Литмир - Электронная Библиотека

Своего сарая у нас сначала тоже не было, Уголь и дрова мы держали у Гайсановых, но потом дядя Зия привез откуда-то дощатую, обитую жестью кабину, то ли от трактора, то ли от большой машины, поставил ее рядом со своим сараем и отдал нам. И земли на огород нарезал против нашего окна. Малике это, видно, не понравилось, и она стала браниться: что-то быстро и сердито говорила, а дядя Зия тихо и коротко отвечал. Мы с мамой сидели на нашей половине, за простыней, и все слышали. Мама всегда боялась кого-то стеснить, причинить неудобства. Она собиралась сказать, что огорода нам не надо, и выжидала удобный момент, чтобы сделать это, но тут послышался стук кулака о стол… Дядя Зия сказал Малике что-то резкое и вышел из комнаты. Малика начала всхлипывать…

Потом с огородом все утряслось: мама оставила под окном узенькую грядочку — отказаться совсем было нельзя, дядя Зия мог обидеться. А еще мы заимели сотки две земли под картошку у болотца, что по дороге к кипятилке. Земля там была неважная, весной и осенью низину заливало, но я по краю участка прокопал канаву, и вода стала стекать в болотце.

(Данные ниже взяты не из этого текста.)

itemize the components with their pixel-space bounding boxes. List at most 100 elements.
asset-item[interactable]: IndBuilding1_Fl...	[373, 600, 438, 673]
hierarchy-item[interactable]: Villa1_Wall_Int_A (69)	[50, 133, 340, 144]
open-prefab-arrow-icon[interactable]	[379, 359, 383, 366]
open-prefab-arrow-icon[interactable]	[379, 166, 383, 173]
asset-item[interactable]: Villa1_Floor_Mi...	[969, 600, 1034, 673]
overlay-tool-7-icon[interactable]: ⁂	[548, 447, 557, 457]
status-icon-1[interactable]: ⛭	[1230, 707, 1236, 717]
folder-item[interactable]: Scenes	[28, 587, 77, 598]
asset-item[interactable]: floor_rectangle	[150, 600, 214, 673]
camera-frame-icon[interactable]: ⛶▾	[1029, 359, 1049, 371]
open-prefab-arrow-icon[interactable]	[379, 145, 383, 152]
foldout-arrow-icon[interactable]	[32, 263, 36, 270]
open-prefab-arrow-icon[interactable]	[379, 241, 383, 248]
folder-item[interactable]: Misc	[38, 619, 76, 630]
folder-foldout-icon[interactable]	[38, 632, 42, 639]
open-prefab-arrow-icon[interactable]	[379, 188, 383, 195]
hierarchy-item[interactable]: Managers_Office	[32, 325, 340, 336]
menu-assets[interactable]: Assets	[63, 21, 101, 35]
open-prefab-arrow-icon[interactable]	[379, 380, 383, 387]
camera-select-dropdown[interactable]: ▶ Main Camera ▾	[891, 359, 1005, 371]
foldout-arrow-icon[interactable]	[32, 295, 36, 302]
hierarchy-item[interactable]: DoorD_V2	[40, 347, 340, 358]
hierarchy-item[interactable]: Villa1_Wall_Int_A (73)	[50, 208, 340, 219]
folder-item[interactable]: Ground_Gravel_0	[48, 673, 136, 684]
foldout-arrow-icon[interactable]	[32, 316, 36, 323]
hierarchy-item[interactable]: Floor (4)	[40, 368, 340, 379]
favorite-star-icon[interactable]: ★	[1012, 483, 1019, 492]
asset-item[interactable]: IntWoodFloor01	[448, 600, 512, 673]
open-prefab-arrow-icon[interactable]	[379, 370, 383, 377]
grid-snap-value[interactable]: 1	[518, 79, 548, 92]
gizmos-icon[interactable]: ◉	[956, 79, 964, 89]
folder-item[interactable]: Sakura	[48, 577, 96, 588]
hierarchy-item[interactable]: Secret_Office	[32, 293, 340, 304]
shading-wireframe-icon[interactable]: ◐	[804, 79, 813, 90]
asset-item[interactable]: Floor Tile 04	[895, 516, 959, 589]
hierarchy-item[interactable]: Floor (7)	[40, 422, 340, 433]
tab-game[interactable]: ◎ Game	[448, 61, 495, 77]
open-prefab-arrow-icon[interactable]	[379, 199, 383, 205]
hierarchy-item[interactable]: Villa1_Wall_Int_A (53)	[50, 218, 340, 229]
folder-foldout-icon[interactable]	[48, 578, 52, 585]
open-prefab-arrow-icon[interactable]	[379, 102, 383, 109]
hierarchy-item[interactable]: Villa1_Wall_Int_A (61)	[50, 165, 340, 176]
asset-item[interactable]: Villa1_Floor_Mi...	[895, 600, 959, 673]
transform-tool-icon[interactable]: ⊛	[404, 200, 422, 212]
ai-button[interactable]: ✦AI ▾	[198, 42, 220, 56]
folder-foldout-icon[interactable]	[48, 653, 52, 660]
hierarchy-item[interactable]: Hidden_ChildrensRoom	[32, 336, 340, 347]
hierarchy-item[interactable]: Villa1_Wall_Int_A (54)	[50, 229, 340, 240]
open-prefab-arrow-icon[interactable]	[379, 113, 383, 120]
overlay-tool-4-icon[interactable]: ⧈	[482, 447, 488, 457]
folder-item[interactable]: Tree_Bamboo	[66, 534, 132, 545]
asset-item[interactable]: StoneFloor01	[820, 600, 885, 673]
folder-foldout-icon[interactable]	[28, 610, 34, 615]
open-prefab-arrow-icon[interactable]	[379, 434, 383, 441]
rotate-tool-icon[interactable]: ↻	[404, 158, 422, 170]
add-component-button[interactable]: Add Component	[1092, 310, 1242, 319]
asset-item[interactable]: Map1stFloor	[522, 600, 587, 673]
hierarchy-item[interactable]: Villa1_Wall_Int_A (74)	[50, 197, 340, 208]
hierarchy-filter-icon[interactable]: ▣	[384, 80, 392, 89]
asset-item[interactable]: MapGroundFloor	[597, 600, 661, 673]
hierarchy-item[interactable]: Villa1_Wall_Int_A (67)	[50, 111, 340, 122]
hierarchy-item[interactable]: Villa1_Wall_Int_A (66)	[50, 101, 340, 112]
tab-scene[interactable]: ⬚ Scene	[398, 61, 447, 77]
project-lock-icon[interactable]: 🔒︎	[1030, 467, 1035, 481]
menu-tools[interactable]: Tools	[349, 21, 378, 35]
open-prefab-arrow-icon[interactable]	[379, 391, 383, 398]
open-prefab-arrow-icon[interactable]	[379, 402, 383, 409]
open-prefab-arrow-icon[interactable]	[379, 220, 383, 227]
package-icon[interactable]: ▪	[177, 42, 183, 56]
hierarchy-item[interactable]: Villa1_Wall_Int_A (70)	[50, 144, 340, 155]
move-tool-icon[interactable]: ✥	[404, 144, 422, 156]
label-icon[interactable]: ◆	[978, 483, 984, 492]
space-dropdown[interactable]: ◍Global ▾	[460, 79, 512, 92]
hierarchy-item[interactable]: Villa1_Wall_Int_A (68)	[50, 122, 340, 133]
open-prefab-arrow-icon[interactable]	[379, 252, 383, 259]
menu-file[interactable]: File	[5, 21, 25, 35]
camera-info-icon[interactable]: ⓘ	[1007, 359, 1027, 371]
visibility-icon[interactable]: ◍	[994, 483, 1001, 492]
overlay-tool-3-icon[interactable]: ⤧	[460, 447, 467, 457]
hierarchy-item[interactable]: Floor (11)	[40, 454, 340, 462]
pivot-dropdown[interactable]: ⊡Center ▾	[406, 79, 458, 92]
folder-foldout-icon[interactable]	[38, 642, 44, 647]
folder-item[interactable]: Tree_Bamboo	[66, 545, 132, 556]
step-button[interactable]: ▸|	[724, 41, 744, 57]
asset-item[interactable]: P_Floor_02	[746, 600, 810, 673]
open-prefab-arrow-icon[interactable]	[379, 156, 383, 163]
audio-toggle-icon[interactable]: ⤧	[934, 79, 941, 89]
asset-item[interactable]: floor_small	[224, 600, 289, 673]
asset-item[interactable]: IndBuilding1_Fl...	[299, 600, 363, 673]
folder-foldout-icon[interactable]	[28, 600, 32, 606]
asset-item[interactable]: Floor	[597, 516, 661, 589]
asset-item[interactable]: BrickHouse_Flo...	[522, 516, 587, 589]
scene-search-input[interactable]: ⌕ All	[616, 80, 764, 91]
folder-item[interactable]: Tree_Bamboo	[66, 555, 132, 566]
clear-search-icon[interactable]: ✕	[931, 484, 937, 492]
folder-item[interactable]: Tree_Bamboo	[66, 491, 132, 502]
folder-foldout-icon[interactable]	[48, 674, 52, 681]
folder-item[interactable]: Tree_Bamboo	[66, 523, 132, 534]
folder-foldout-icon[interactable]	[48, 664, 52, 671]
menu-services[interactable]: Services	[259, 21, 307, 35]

Однажды дядя Зия принес двух кроликов, пушистобелых, красноглазых. Голубей держали многие, а кроликов — никто. Самца мы назвали Пушком, а самку — Пушинкой. Отгородили для них в сарае угол. Позднее дядя Зия раздобыл где-то металлическую сетку и сладил для кроликов настоящий загон.

Месяца через два на свет появились восемь крольчат-пушенят. Это было событием во всем нашем бараке. На малышей приходили поглядеть все, а пацаны, так те сбежались чуть ли не со всего поселка.

— Ну, чего сбежались? Кроликов, что ли, никогда не видели? — стоя на страже, ревниво покрикивал я.

— Не видели. А тебе-то чё? Твои кролики, да?

— Мои! — соврал я. — Ну, а хоть не мои, так наши… Нашего барака, понял?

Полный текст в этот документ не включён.